Team:          Mike & Teena
Location:     Adirondack High Peaks
Destination: Table Top (4,427') & Phelps (4,161')
Approach:    Adirondack Loj trailhead
Author:         Mike

Summary:
We set up our campsite on Friday night at Whispering Pines campground after the obligatory 5-hour ride from Rochester. On Saturday (Sept. 2), we attempted to hike Tabletop (4,427') & Phelps (4,161') mountains, but were turned away by some very nasty thunderstorms and torrential rainfall once we made it to Indian Falls. We visited our home away from home, Lake Placid, again on the rainy Sunday that followed, and departed to go home on Monday morning.
Details:
I've been told that you learn something every time you hike in the Adirondacks. On this trip, we learned that there is an insidious nature to mountain storms… Somewhere around 3,500' we hiked into a dense, wet fog. In reality, it was a cloud.

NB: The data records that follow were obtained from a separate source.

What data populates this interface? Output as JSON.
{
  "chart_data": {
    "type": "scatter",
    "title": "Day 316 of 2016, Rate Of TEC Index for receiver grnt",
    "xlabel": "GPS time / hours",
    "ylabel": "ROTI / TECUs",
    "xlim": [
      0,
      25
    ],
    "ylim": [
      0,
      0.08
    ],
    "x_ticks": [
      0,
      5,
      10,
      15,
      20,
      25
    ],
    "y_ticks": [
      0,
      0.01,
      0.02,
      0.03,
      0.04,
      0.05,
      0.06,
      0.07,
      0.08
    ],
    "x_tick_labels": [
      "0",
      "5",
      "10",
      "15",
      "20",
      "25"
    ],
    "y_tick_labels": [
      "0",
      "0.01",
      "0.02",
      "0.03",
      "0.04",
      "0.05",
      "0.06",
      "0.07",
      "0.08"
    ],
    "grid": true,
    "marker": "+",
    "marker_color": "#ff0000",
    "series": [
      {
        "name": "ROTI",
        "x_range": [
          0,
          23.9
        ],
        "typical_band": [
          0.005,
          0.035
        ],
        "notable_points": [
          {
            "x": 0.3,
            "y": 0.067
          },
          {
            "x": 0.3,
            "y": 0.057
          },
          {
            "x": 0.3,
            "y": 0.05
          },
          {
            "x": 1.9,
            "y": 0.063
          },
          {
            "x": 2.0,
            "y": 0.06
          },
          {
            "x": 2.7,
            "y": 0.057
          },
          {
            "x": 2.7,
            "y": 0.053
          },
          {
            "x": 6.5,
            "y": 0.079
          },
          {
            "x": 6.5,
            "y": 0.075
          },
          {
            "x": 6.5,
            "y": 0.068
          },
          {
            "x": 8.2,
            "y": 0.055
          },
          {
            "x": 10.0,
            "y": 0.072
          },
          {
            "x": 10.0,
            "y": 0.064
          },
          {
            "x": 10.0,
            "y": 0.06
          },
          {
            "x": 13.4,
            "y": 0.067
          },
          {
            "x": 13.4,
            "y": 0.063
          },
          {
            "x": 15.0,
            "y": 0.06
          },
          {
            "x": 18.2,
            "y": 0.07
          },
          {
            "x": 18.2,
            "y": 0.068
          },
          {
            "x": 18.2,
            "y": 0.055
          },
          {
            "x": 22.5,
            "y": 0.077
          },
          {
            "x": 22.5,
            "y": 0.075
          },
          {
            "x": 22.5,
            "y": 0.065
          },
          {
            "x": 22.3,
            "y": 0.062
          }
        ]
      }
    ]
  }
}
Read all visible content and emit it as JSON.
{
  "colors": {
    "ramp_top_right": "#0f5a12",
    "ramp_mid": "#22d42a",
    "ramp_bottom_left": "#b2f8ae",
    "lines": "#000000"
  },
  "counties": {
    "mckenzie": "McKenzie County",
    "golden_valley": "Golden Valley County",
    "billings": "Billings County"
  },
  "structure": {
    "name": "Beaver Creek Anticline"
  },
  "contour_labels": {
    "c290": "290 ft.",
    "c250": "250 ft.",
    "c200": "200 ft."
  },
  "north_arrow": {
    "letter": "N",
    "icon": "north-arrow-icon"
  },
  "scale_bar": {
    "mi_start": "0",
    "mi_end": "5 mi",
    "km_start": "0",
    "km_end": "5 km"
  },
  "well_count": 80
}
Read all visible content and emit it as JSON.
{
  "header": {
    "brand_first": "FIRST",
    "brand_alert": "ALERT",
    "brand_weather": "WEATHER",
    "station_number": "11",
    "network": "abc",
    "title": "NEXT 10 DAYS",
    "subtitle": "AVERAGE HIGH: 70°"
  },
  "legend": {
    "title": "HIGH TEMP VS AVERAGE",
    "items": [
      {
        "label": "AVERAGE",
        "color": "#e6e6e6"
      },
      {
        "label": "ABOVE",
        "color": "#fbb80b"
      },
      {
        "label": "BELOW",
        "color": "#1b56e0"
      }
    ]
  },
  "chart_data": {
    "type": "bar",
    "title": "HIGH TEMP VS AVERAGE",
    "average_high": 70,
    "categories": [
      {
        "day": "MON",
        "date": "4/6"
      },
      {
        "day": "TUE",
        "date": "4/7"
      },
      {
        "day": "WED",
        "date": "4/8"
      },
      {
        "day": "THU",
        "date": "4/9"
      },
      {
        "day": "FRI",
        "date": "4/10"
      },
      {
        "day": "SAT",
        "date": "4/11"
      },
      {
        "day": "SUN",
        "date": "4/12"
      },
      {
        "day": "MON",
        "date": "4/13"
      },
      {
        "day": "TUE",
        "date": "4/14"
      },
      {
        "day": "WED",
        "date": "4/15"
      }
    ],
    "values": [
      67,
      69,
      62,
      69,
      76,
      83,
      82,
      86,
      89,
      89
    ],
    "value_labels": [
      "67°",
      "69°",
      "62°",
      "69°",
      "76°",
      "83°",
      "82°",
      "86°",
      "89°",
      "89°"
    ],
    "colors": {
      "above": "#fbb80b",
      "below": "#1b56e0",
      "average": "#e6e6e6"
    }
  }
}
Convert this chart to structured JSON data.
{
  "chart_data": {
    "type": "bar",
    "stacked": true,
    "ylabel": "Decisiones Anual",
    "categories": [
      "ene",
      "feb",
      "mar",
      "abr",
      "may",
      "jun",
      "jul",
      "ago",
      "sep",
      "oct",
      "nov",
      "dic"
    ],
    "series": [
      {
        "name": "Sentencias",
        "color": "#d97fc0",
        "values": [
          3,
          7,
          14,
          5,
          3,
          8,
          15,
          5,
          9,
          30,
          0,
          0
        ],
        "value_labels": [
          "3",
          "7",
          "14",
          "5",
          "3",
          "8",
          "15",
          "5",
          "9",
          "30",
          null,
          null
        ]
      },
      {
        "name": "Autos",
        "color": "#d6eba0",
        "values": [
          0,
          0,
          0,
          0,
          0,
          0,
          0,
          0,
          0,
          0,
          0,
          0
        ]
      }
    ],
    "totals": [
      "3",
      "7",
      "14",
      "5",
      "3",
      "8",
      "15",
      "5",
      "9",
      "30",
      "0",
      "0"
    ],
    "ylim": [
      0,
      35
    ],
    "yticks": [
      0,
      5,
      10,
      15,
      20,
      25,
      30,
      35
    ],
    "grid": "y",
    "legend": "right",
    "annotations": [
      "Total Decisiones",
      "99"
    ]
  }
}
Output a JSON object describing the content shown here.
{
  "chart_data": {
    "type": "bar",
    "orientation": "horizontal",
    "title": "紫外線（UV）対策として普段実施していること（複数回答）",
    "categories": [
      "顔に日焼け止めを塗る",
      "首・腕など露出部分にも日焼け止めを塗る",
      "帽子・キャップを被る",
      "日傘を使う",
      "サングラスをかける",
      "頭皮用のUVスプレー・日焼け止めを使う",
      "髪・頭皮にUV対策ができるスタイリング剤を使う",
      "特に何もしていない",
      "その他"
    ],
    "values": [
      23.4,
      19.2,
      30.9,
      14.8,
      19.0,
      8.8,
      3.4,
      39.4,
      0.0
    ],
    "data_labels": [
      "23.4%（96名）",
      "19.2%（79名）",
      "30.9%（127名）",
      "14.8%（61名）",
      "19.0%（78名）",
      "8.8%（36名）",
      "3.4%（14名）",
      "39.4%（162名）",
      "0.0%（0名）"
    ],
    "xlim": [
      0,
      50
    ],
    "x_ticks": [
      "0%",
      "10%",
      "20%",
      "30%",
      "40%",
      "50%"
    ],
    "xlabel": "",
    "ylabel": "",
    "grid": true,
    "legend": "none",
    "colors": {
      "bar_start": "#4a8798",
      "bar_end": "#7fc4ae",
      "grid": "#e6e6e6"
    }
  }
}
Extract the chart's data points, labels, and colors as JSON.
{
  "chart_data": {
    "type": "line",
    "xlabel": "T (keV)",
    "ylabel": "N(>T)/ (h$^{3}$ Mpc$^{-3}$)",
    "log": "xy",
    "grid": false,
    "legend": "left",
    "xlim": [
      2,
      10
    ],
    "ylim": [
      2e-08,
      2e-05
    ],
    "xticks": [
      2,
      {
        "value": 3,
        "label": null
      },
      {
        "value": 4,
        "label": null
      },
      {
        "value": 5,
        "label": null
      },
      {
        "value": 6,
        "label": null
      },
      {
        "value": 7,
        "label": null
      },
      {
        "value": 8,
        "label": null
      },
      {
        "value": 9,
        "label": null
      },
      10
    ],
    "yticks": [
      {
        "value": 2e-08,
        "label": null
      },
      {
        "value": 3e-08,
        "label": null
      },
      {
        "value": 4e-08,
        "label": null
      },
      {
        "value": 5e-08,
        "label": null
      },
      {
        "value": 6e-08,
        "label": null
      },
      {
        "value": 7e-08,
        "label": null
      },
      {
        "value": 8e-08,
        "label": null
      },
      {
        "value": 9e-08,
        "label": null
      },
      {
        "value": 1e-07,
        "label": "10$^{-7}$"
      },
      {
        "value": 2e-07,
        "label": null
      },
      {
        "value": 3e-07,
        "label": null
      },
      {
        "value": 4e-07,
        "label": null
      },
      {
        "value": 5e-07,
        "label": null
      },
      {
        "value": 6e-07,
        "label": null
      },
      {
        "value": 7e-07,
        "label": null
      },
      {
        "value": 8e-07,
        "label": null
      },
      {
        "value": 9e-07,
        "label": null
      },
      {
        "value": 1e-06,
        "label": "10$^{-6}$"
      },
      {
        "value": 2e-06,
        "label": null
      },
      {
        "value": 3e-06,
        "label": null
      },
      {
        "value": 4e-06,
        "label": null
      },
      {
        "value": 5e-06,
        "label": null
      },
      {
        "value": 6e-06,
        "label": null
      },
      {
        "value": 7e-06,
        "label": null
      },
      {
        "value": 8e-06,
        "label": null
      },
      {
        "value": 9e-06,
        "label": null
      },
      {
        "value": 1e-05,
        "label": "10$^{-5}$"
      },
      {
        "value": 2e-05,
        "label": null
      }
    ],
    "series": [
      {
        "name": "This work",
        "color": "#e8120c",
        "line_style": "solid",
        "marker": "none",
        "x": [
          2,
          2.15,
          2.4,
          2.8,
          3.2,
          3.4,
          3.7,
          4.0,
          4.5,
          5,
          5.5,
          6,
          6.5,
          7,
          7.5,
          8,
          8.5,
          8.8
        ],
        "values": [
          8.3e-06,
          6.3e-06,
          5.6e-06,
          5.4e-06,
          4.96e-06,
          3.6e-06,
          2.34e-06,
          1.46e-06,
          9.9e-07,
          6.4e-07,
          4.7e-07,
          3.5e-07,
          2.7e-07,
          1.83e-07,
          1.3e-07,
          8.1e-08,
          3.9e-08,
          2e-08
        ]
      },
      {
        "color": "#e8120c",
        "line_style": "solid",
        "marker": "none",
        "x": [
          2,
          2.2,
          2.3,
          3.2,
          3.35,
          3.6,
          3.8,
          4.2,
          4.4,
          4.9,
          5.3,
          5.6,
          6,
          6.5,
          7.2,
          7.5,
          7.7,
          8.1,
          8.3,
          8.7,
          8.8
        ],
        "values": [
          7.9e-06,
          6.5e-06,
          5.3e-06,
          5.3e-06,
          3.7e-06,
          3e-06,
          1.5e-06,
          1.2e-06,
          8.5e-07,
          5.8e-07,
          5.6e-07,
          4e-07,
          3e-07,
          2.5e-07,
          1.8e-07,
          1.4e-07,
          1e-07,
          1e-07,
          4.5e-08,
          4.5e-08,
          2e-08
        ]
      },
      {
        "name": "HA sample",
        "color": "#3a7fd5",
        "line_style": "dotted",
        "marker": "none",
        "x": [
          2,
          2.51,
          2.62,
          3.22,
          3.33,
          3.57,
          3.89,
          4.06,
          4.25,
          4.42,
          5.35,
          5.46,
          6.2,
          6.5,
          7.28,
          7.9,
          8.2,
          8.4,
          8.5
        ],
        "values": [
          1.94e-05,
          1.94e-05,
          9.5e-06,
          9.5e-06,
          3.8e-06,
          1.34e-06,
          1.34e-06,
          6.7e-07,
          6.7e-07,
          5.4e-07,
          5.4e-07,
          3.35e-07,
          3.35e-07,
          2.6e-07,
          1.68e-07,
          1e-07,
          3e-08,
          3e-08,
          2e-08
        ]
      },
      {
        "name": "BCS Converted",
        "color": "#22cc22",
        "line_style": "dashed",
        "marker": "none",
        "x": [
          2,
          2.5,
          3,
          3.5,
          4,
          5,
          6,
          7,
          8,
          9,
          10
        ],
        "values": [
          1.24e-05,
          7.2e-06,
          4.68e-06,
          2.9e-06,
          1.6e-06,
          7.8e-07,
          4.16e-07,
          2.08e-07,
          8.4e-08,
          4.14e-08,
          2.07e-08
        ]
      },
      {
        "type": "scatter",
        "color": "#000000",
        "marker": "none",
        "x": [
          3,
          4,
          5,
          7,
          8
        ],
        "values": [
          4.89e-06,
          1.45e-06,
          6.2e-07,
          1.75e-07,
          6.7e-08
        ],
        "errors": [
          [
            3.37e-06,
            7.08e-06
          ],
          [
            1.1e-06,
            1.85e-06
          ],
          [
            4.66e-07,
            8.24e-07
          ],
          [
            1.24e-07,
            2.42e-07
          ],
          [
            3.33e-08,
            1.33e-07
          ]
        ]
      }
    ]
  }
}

And, as we soon learned with a blinding flash, static crackle, and deafening roar… It was a thundercloud!
There we were…  Standing just shy of Indian Falls, ready to begin the last leg of the ascent up Tabletop Mountain. Our intentions were to reach the summit of Tabletop, and then visit the top of Phelps on the way back to the Loj parking lot. In an instant, our dreams for the day would be all wet. While hiking to the Indian Falls landmark, we entered a cloud - not uncommon for hiking in these parts. There wasn't anything particularly special or menacing about this cloud - or perhaps we need to attend an outdoors clinic ("How to identify thunderstorms while hiking"). Not even a rumble was heard to announce what was to come…
Suddenly, our hair stood on the well-defined goose bumps coating our skin as an electrostatic charge filled the air around us. Then… The instantaneous blinding flash and deafening roar of an uncomfortably close lightening strike turned our nerves to jelly! The air became liquefied as torrential rain fell upon us, and the trail began to disappear under newly formed streams of water. With more haste than precaution, we scampered down the hill like gazelle! Again & again, crackling zaps of static electricity with brilliant flashes and deafening rumbles accompanied us in our rain-soaked scramble to Marcy Dam. Our wonderful weekend excursion of high peaks hiking became a desperate race to safety. Ironically, as soon as we arrived at the Marcy Dam campsite, the thunder subsided into distant rumbling echoes. The rain still fell in torrents however, and we sloshed our way through the rest of our hike back to our car at the Loj parking lot. Once back, Mike took great pleasure in drawing cartoonish images in the trail register of lightening bolts "zooting" merry hikers! Despite the rain, we still cooked our steaks and drank Merlot at the campsite under the handy tarp we erected the night before.  We comfortably slept that night atop our queen-sized air mattress in our family-sized tent under the pitter-patter of constant heavy rainfall.  It doesn't get much better than that.  Since Sunday was also very wet, we decided to head into Lake Placid where we purchased winter boots for Teena, and "antique" snowshoes for our sports wall back home.  We departed on Monday morning after breaking camp and packing away our thoroughly soaked tent & supplies.
Overall, the trip was a roaring blast!
After all, how many times in life do you get to experience events that are so awesome that you are accused of exaggerating their stories even though you've toned down the truth somewhat?